New Britain Students Learn, Earn, While Creating Innovative Products for CPEP
By Editor at July 26, 2024 | 8:00 am | Print
Fourteen New Britain students, from middle school through college, are using creativity, innovation and complex engineering skills this summer to create building kits for the state’s CPEP, or Catalysts Powering Educational Performance, program. The students are working for a three-year-old company called CPEP Ventures. CPEP Ventures, based at Louis P. Slade Middle School in New Britain, creates thousands of kits each summer for the approximately 1,000 students across the state involved in CPEP.
CPEP, a pre-engineering education program fostering math, science, engineering and technology, allows middle school students to use these skills to build objects such as an air powered boat, mousetrap race car and a gravity-powered magnetic levitation vehicle, through a kit. The students test out the effectiveness of their creations, and are given scores.
The kits are created by the CPEP Ventures team at Slade, all of whom have gone through the CPEP program themselves. They often use everyday household items, recycled and repurposed materials to create the kits. They also have the use of a high-tech 3D printer, which allows students to create and design an object on the computer before the printer creates the actual product.
Before the creation of CPEP Ventures by its CEO, Bruce Dixon, teachers created the kits for the CPEP program for many years.
“Teachers are very busy,” Dixon said. “It was an inefficient process, and we knew it wasn’t a long-term solution.”
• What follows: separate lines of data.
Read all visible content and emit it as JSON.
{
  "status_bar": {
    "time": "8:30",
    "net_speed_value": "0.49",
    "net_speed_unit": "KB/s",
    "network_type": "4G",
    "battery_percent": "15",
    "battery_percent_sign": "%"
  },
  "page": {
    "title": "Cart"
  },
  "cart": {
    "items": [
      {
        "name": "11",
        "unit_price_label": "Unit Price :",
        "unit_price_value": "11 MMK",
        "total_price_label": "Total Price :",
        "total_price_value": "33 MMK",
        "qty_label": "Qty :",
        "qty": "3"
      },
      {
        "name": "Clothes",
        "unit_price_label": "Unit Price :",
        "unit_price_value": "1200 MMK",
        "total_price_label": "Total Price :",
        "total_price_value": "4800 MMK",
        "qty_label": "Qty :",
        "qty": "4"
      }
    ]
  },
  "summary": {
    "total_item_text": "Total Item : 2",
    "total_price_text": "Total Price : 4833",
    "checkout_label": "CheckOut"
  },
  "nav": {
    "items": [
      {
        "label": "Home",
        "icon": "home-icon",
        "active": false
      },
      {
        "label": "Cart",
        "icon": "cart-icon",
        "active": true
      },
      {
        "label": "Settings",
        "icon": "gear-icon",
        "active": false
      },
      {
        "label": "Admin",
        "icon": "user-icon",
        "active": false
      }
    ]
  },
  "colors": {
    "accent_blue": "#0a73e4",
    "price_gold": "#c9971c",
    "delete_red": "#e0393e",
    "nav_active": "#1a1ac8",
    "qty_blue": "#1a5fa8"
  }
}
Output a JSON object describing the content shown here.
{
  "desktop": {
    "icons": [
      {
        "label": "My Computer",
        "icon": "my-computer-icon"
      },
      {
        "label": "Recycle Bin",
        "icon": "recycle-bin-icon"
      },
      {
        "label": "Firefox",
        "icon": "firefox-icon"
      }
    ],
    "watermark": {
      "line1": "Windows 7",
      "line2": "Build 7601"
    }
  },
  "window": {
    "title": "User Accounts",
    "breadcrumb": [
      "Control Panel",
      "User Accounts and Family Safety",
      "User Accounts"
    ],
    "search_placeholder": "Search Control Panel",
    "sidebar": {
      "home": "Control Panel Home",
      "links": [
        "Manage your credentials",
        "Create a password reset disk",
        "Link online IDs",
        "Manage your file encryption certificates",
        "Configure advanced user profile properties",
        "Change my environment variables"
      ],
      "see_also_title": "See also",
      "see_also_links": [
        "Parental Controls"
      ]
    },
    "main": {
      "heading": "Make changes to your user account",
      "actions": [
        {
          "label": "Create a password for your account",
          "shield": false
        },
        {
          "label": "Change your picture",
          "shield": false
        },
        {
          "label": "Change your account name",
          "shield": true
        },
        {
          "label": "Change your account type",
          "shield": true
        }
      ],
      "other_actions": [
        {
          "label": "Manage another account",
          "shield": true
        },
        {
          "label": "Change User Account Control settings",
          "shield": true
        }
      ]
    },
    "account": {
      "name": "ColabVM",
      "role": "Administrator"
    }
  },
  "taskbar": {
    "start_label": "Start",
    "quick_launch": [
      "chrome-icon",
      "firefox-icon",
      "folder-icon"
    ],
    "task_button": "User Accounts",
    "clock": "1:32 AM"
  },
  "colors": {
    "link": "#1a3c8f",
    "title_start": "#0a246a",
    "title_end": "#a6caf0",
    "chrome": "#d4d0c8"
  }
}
Dixon wanted to create an opportunity for talented students to use creativity and innovation in a way they could not do in a regular class at school.
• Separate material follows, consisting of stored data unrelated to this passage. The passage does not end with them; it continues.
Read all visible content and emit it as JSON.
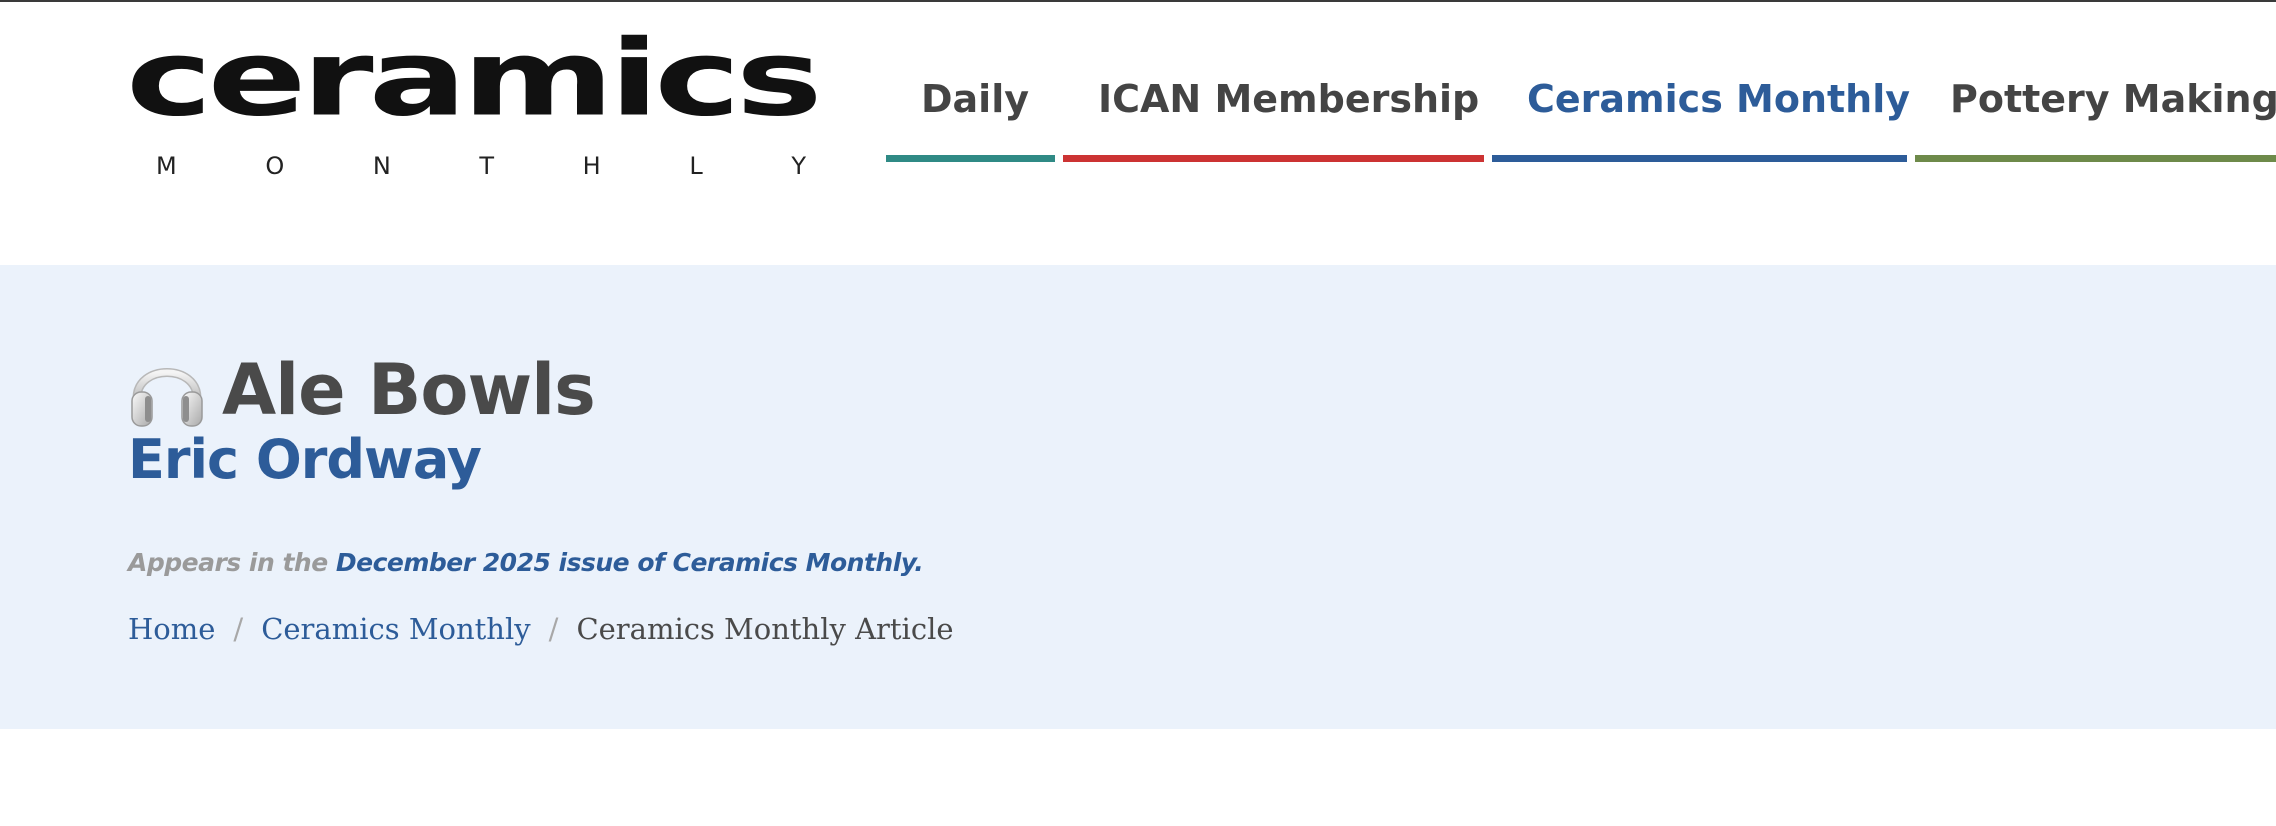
{
  "header": {
    "logo": {
      "word": "ceramics",
      "sub_letters": [
        "M",
        "O",
        "N",
        "T",
        "H",
        "L",
        "Y"
      ]
    },
    "nav": [
      {
        "label": "Daily",
        "color": "#2f8a85"
      },
      {
        "label": "ICAN Membership",
        "color": "#cc3333"
      },
      {
        "label": "Ceramics Monthly",
        "color": "#2d5c99",
        "active": true
      },
      {
        "label": "Pottery Making Il",
        "color": "#6e8a4a"
      }
    ]
  },
  "article": {
    "icon": "headphones-icon",
    "title": "Ale Bowls",
    "author": "Eric Ordway",
    "appears_prefix": "Appears in the ",
    "appears_issue": "December 2025 issue of Ceramics Monthly."
  },
  "breadcrumb": {
    "items": [
      "Home",
      "Ceramics Monthly"
    ],
    "separator": "/",
    "current": "Ceramics Monthly Article"
  },
  "colors": {
    "accent": "#2d5c99",
    "hero_background": "#ebf2fb",
    "title_text": "#4a4a4a"
  }
}
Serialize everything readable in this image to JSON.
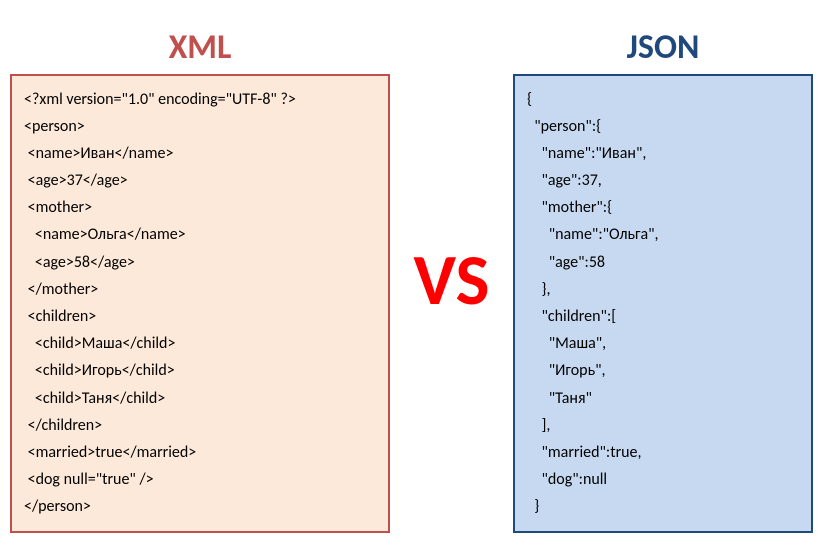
{
  "titles": {
    "xml": "XML",
    "json": "JSON",
    "vs": "VS"
  },
  "xml_code": "<?xml version=\"1.0\" encoding=\"UTF-8\" ?>\n<person>\n <name>Иван</name>\n <age>37</age>\n <mother>\n   <name>Ольга</name>\n   <age>58</age>\n </mother>\n <children>\n   <child>Маша</child>\n   <child>Игорь</child>\n   <child>Таня</child>\n </children>\n <married>true</married>\n <dog null=\"true\" />\n</person>",
  "json_code": "{\n  \"person\":{\n    \"name\":\"Иван\",\n    \"age\":37,\n    \"mother\":{\n      \"name\":\"Ольга\",\n      \"age\":58\n    },\n    \"children\":[\n      \"Маша\",\n      \"Игорь\",\n      \"Таня\"\n    ],\n    \"married\":true,\n    \"dog\":null\n  }"
}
“I believe there are students in districts like New Britain and other cities who can be the next (Facebook founder and internet entrepreneur) Mark Zuckerberg,” Dixon said. “The desire and the potential are there.”
Dixon said CPEP Ventures provides students with real world experiences, and allows teachers to get involved in cutting-edge technology.
CPEP Ventures students, led by Slade Middle School teacher Jeff Bechard, work part-time and are paid for their efforts. Last summer, Dixon said they created about 2,500 kits for CPEP participants statewide. CPEP offers after-school, summer and Saturday programs in school districts from Bloomfield to Stamford.